From an ENT chief resident: "Even in an emergency, always invest 20 seconds to:" - Identify someone to assist - Position the patient (extend the neck, palpate the cricothyroid membrane) - Have a 6.0 ETT and scalpel ready

Cricothyrotomy (preferred over tracheostomy emergently): 1. Scalpel — vertical skin incision over cricothyroid membrane 2. Horizontal stab through the membrane 3. Bougie introduced caudally 4. Railroad 6.0 ETT over bougie

Confirm: EtCO₂, bilateral breath sounds, no subcutaneous emphysema with positive-pressure ventilation.

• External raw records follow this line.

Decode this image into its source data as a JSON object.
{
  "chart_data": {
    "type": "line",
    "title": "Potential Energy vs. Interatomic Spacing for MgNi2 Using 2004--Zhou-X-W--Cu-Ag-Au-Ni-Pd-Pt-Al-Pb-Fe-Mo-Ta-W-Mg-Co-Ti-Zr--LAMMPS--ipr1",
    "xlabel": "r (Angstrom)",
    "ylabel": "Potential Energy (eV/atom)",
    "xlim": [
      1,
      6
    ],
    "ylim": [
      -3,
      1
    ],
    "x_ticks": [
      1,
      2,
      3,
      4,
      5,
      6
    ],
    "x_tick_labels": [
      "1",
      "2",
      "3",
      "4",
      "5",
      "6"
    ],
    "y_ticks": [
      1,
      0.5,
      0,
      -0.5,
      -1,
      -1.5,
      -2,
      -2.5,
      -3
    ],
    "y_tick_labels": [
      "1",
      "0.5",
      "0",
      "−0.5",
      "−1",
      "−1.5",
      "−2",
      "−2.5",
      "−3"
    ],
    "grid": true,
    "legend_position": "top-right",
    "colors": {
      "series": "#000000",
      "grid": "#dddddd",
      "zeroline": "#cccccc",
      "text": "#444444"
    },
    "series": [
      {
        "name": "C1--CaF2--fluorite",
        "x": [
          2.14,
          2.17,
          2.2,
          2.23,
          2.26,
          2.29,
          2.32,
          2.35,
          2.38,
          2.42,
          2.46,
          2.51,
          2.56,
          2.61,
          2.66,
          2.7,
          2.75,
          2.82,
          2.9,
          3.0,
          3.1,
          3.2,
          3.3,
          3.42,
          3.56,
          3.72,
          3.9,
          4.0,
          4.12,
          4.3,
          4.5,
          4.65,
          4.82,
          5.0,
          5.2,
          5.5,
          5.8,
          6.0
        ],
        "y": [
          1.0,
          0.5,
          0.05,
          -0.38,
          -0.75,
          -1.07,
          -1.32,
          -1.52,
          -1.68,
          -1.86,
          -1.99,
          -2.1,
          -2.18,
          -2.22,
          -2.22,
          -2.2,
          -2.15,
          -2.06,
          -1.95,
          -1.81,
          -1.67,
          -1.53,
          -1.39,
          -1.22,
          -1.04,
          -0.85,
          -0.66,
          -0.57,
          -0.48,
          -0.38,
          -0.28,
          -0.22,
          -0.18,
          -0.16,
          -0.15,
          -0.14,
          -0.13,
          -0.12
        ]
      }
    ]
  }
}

References & Further Reading

  1. 1
    GuidelineOpen source

    Apfelbaum JL, Hagberg CA, Connis RT, et al. 2022 American Society of Anesthesiologists Practice Guidelines for Management of the Difficult Airway. Anesthesiology. 2022;136(1):31-81.

  2. 2
    Journal

    Cook TM, Woodall N, Frerk C; Fourth National Audit Project. Major complications of airway management in the UK (NAP4). Br J Anaesth. 2011;106(5):617-642.

  3. 3
    Textbook

    Gropper MA, Miller RD, Cohen NH, et al., eds. Miller's Anesthesia. 9th ed. Philadelphia: Elsevier; 2020.

  4. 4

    Stanford Anesthesia Cognitive Aid Group. Stanford Anesthesia Emergency Manual. emergencymanual.stanford.edu.

  5. 5
    Textbook

    Adriano A, Morris R, eds. 2021 CA-1 Tutorial Textbook (15th Ed.). Stanford University Medical Center, Department of Anesthesiology.

Citations are provided to direct further study. Always check the most current edition of guidelines and society recommendations — the information in this chapter is a teaching summary, not primary source material.